Edible treats for holiday giving
If you were to close your eyes and envision a perfect celebratory winter holiday gathering, what would it look like? What are the traditions of your family? What are your cherished holiday memories?
I grew up in a Protestant household in a middle-class suburban neighborhood and my vision would hasten back to a more idyllic, less commercialized time, like a scene out of the 1983 movie A Christmas Story. The long dark nights of the winter solstice would be lit up by thousands of tiny lights, illuminating the streets of the neighborhood as bright as the Las Vegas Strip. A wreath would be adorning the front door. Stockings would hang from the mantel. A fire would be crackling in the fireplace. There would be a hint of pine smoke in the air, emanating from the chimney of Grandma’s tiny log cabin incense burner. Christmas music would be playing all day on the AM radio. The family would gather around the TV to watch the Andy Williams Christmas Special.
But my clearest, most evocative memories are centered on food. The rich aromas of roast turkey and mashed potatoes and dressing and gravy. The joy of licking sugary frosting off the beaters of my mother’s mixer. Sipping eggnog from a Santa mug. Trays of homemade baked goods: sugar cookies adorned with colored sparkles and little silver balls. Thumbprint cookies with dollops of fruit jam and lemon curd.
Throughout history, food has been a part of human celebrations, life passages and holidays. Holiday treats bring us pleasure. Holiday meals bring us together.

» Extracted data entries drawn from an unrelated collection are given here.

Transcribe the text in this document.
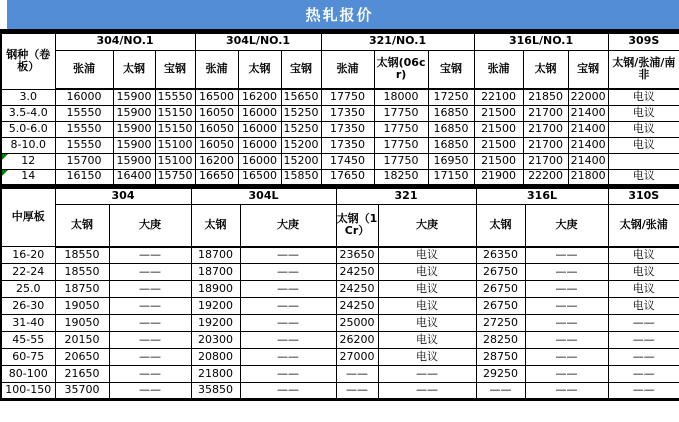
热轧报价
钢种（卷板）	304/NO.1			304L/NO.1			321/NO.1			316L/NO.1			309S
	张浦	太钢	宝钢	张浦	太钢	宝钢	张浦	太钢(06cr)	宝钢	张浦	太钢	宝钢	太钢/张浦/南非
3.0	16000	15900	15550	16500	16200	15650	17750	18000	17250	22100	21850	22000	电议
3.5-4.0	15550	15900	15150	16050	16000	15250	17350	17750	16850	21500	21700	21400	电议
5.0-6.0	15550	15900	15150	16050	16000	15250	17350	17750	16850	21500	21700	21400	电议
8-10.0	15550	15900	15100	16050	16000	15200	17350	17750	16850	21500	21700	21400	电议

12	15700	15900	15100	16200	16000	15200	17450	17750	16950	21500	21700	21400	

14	16150	16400	15750	16650	16500	15850	17650	18250	17150	21900	22200	21800	电议
中厚板	304		304L		321		316L		310S
	太钢	大庚	太钢	大庚	太钢（1Cr）	大庚	太钢	大庚	太钢/张浦
16-20	18550	——	18700	——	23650	电议	26350	——	电议
22-24	18550	——	18700	——	24250	电议	26750	——	电议
25.0	18750	——	18900	——	24250	电议	26750	——	电议
26-30	19050	——	19200	——	24250	电议	26750	——	电议
31-40	19050	——	19200	——	25000	电议	27250	——	——
45-55	20150	——	20300	——	26200	电议	28250	——	——
60-75	20650	——	20800	——	27000	电议	28750	——	——
80-100	21650	——	21800	——	——	——	29250	——	——
100-150	35700	——	35850	——	——	——	——	——	——
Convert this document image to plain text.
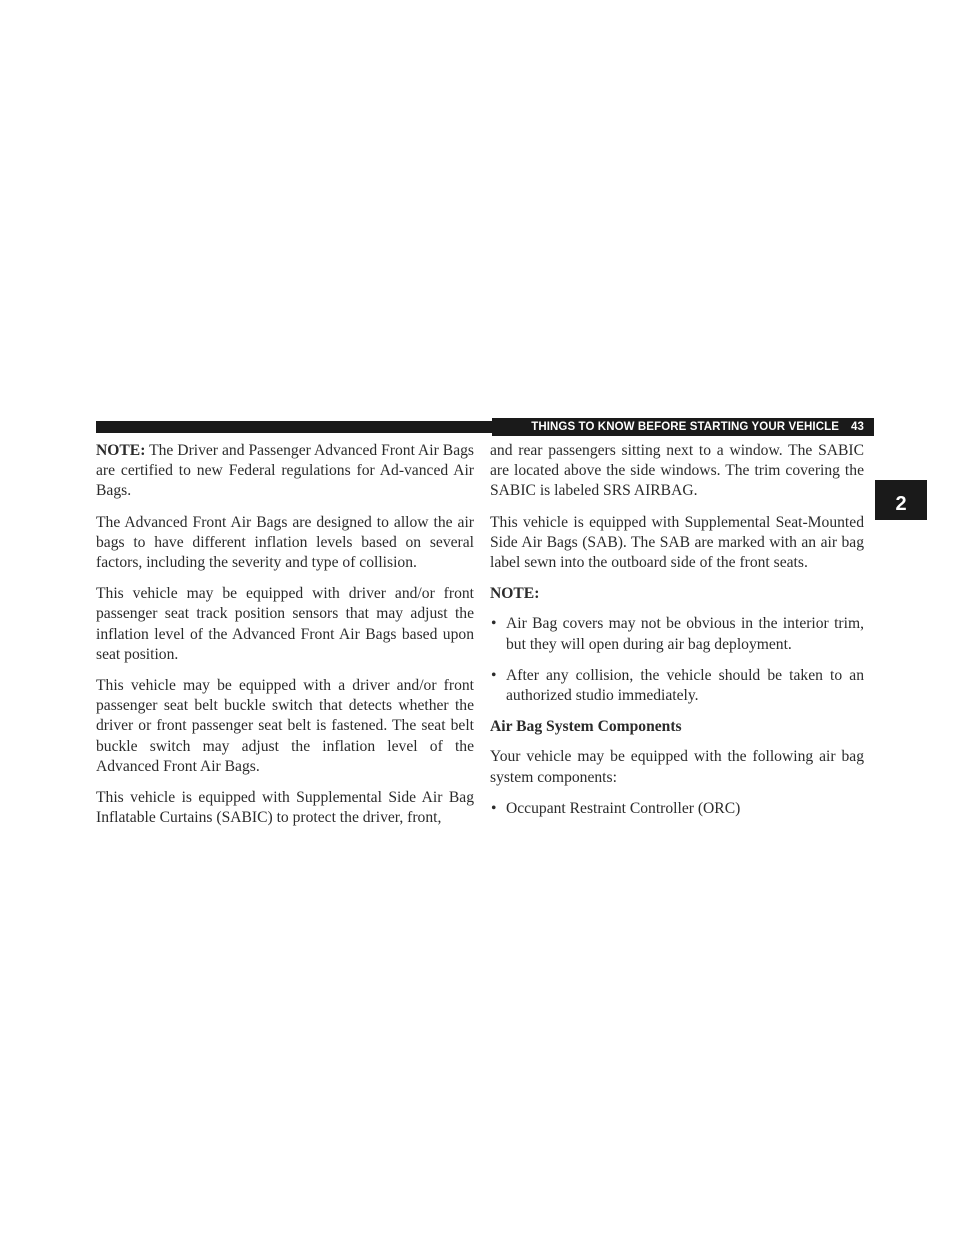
THINGS TO KNOW BEFORE STARTING YOUR VEHICLE 43
2

NOTE: The Driver and Passenger Advanced Front Air Bags are certified to new Federal regulations for Ad-vanced Air Bags.

The Advanced Front Air Bags are designed to allow the air bags to have different inflation levels based on several factors, including the severity and type of collision.

This vehicle may be equipped with driver and/or front passenger seat track position sensors that may adjust the inflation level of the Advanced Front Air Bags based upon seat position.

This vehicle may be equipped with a driver and/or front passenger seat belt buckle switch that detects whether the driver or front passenger seat belt is fastened. The seat belt buckle switch may adjust the inflation level of the Advanced Front Air Bags.

This vehicle is equipped with Supplemental Side Air Bag Inflatable Curtains (SABIC) to protect the driver, front,

and rear passengers sitting next to a window. The SABIC are located above the side windows. The trim covering the SABIC is labeled SRS AIRBAG.

This vehicle is equipped with Supplemental Seat-Mounted Side Air Bags (SAB). The SAB are marked with an air bag label sewn into the outboard side of the front seats.

NOTE:

• Air Bag covers may not be obvious in the interior trim, but they will open during air bag deployment.
• After any collision, the vehicle should be taken to an authorized studio immediately.

Air Bag System Components

Your vehicle may be equipped with the following air bag system components:

• Occupant Restraint Controller (ORC)
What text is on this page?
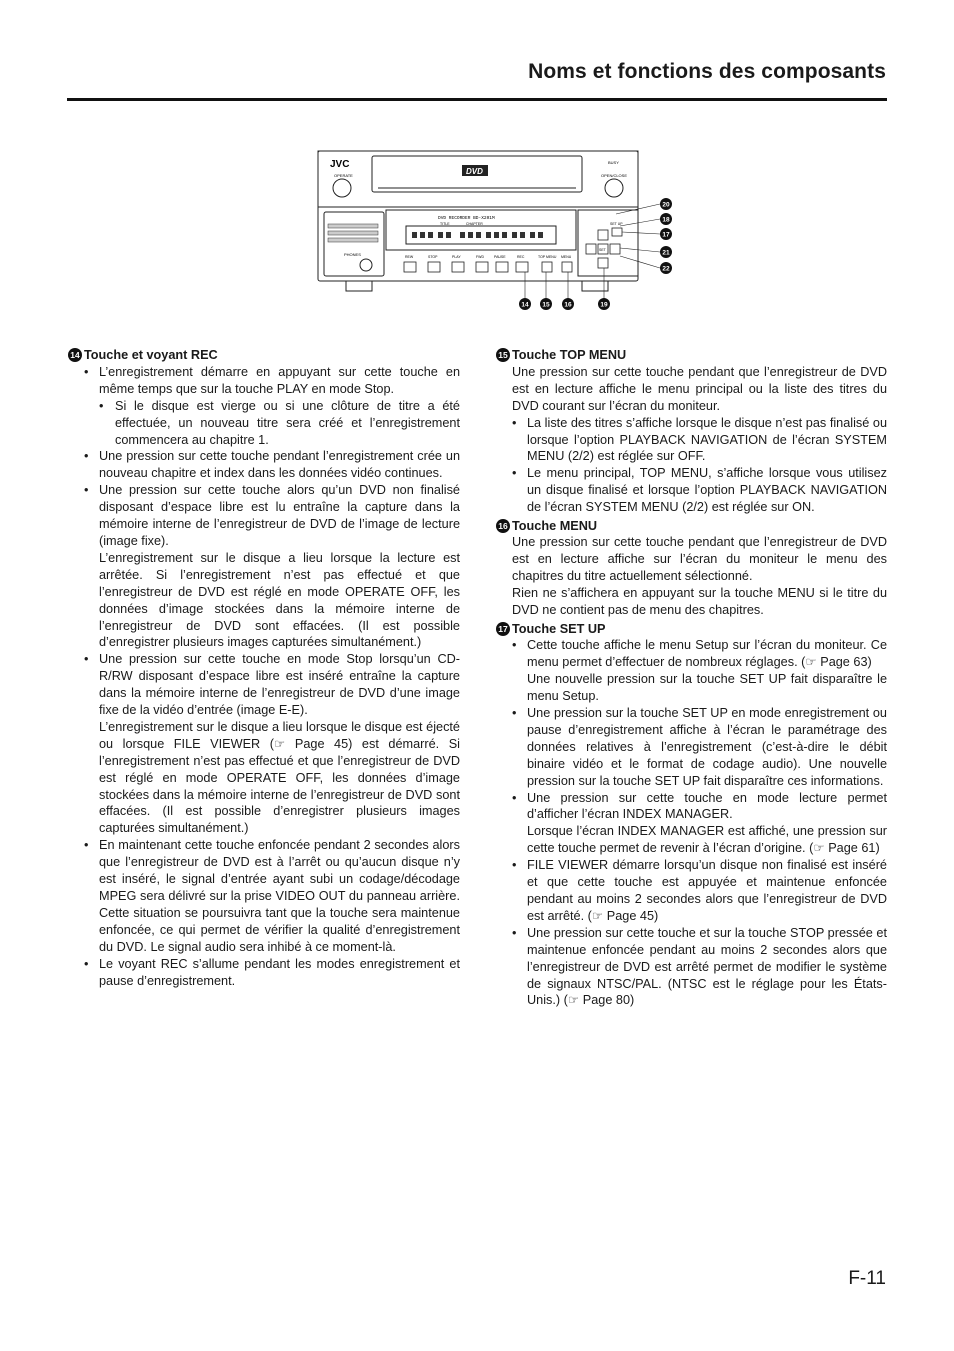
Noms et fonctions des composants
JVC
OPERATE
BUSY
OPEN/CLOSE
DVD
DVD RECORDER BD-X201M
TITLE	CHAPTER
PHONES	REW	STOP	PLAY	FWD	PAUSE	REC	TOP MENU MENU
SET UP
SET
14 15 16	19
20
18
17
21
22
14 Touche et voyant REC
• L’enregistrement démarre en appuyant sur cette touche en même temps que sur la touche PLAY en mode Stop.
• Si le disque est vierge ou si une clôture de titre a été effectuée, un nouveau titre sera créé et l’enregistrement commencera au chapitre 1.
• Une pression sur cette touche pendant l’enregistrement crée un nouveau chapitre et index dans les données vidéo continues.
• Une pression sur cette touche alors qu’un DVD non finalisé disposant d’espace libre est lu entraîne la capture dans la mémoire interne de l’enregistreur de DVD de l’image de lecture (image fixe).
L’enregistrement sur le disque a lieu lorsque la lecture est arrêtée. Si l’enregistrement n’est pas effectué et que l’enregistreur de DVD est réglé en mode OPERATE OFF, les données d’image stockées dans la mémoire interne de l’enregistreur de DVD sont effacées. (Il est possible d’enregistrer plusieurs images capturées simultanément.)
• Une pression sur cette touche en mode Stop lorsqu’un CD-R/RW disposant d’espace libre est inséré entraîne la capture dans la mémoire interne de l’enregistreur de DVD d’une image fixe de la vidéo d’entrée (image E-E).
L’enregistrement sur le disque a lieu lorsque le disque est éjecté ou lorsque FILE VIEWER (☞ Page 45) est démarré. Si l’enregistrement n’est pas effectué et que l’enregistreur de DVD est réglé en mode OPERATE OFF, les données d’image stockées dans la mémoire interne de l’enregistreur de DVD sont effacées. (Il est possible d’enregistrer plusieurs images capturées simultanément.)
• En maintenant cette touche enfoncée pendant 2 secondes alors que l’enregistreur de DVD est à l’arrêt ou qu’aucun disque n’y est inséré, le signal d’entrée ayant subi un codage/décodage MPEG sera délivré sur la prise VIDEO OUT du panneau arrière. Cette situation se poursuivra tant que la touche sera maintenue enfoncée, ce qui permet de vérifier la qualité d’enregistrement du DVD. Le signal audio sera inhibé à ce moment-là.
• Le voyant REC s’allume pendant les modes enregistrement et pause d’enregistrement.
15 Touche TOP MENU
Une pression sur cette touche pendant que l’enregistreur de DVD est en lecture affiche le menu principal ou la liste des titres du DVD courant sur l’écran du moniteur.
• La liste des titres s’affiche lorsque le disque n’est pas finalisé ou lorsque l’option PLAYBACK NAVIGATION de l’écran SYSTEM MENU (2/2) est réglée sur OFF.
• Le menu principal, TOP MENU, s’affiche lorsque vous utilisez un disque finalisé et lorsque l’option PLAYBACK NAVIGATION de l’écran SYSTEM MENU (2/2) est réglée sur ON.
16 Touche MENU
Une pression sur cette touche pendant que l’enregistreur de DVD est en lecture affiche sur l’écran du moniteur le menu des chapitres du titre actuellement sélectionné.
Rien ne s’affichera en appuyant sur la touche MENU si le titre du DVD ne contient pas de menu des chapitres.
17 Touche SET UP
• Cette touche affiche le menu Setup sur l’écran du moniteur. Ce menu permet d’effectuer de nombreux réglages. (☞ Page 63)
Une nouvelle pression sur la touche SET UP fait disparaître le menu Setup.
• Une pression sur la touche SET UP en mode enregistrement ou pause d’enregistrement affiche à l’écran le paramétrage des données relatives à l’enregistrement (c’est-à-dire le débit binaire vidéo et le format de codage audio). Une nouvelle pression sur la touche SET UP fait disparaître ces informations.
• Une pression sur cette touche en mode lecture permet d’afficher l’écran INDEX MANAGER.
Lorsque l’écran INDEX MANAGER est affiché, une pression sur cette touche permet de revenir à l’écran d’origine. (☞ Page 61)
• FILE VIEWER démarre lorsqu’un disque non finalisé est inséré et que cette touche est appuyée et maintenue enfoncée pendant au moins 2 secondes alors que l’enregistreur de DVD est arrêté. (☞ Page 45)
• Une pression sur cette touche et sur la touche STOP pressée et maintenue enfoncée pendant au moins 2 secondes alors que l’enregistreur de DVD est arrêté permet de modifier le système de signaux NTSC/PAL. (NTSC est le réglage pour les États-Unis.) (☞ Page 80)
F-11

When I am invited into someone’s home for a holiday gathering, I like to bring an offering of some sort. I’m not much of a baker, so I tend to bring wine, homemade pickles or other savory treats. After the remains of the Thanksgiving turkey have made their final curtain call and walked off the stage, one of my first tasks is to prepare edible treats for holiday giving. This year, I made a big batch of pork rillettes.
Rillettes are a perfect party hors d’oeuvre: tasty, economical and easy to make ahead. Rillettes are called a “potted” food because they are traditionally served in a small pot, jar or ramekin. In classic rillettes, pork, duck, goose or rabbit is poached in fat until it is falling apart tender, then pounded with seasonings and fat into a coarse paste. The mixture is then transferred into small containers and sealed with a thin layer of fat. This technique had its origins in the days before refrigeration as a preservation technique. The fat layer sealed off the meat below and kept it from spoiling.
I just refrigerate my rillettes if I plan on consuming them within a few weeks. In the freezer, the rillettes will be good for months. This soft succulent pork spread can be enjoyed on crusty bread, crackers or Belgian endive spears. My version uses pork shoulder and is super easy to prepare. Packed into little canning jars, I can prepare a whole season’s worth of holiday gifts on a wintery afternoon. This is a very forgiving recipe. I once forgot to pull the pan out of the oven before I went to bed. I woke up to the luscious aromas of roast pork and realized it had been in the oven for 15 hours instead of 3 hours! Happily, it was still tender and delicious.
• 3 lbs. boneless, skinless pork shoulder, cut into 1-inch chunks
• Kosher salt
• ¾ cup lard or vegetable oil
• 6 bay leaves
• 9 fresh thyme sprigs
• 3 large shallots, rough chopped
• 6 medium garlic cloves, peeled and halved
• Freshly ground nutmeg to taste
Place oven rack at lowest position and preheat oven to 275 degrees.
Season pork lightly with salt and pack tightly into a roasting pan or casserole dish.
Pour in melted lard or vegetable oil until pork is barely covered.
Insert bay leaves, thyme sprigs, shallots and garlic halves into the pork chunks.
Cover pan or casserole dish tightly with foil and place in oven.
Cook until the pork is totally tender and easily pierced with a knife or skewer. This should take 3 or more hours.
Remove the pork chunks from the cooking vessel with tongs and strain the fat and oil into a heatproof bowl, reserve the liquid and discard the herbs and shallots.
Place the cooked pork chunks into the bowl of a stand mixer fitted with a paddle attachment (or use a potato masher) and slowly break down and shred the pork chunks. Slowly add back some of the fat and juices a little at a time until the mixture is soft and creamy.
Season aggressively with salt.
Pack into little jars, pressing down to eliminate air pockets. Leave at least ¼ inch of space above the pork. Smooth the surface, wipe clean the jar rims, and pour some of the remaining fat over, covering the pork ¼ inch. Close and refrigerate (if you plan to use within a week) or freeze (will be good for several months; defrost in refrigerator before serving).
Serve slightly chilled with bread or crackers, grainy mustard and little cornichon pickles. Don’t be shy about including a generous smear of the fat with the pork. The fat is delicious and, despite the dietary misinformation of the last several decades, is very healthy with a low glycemic index.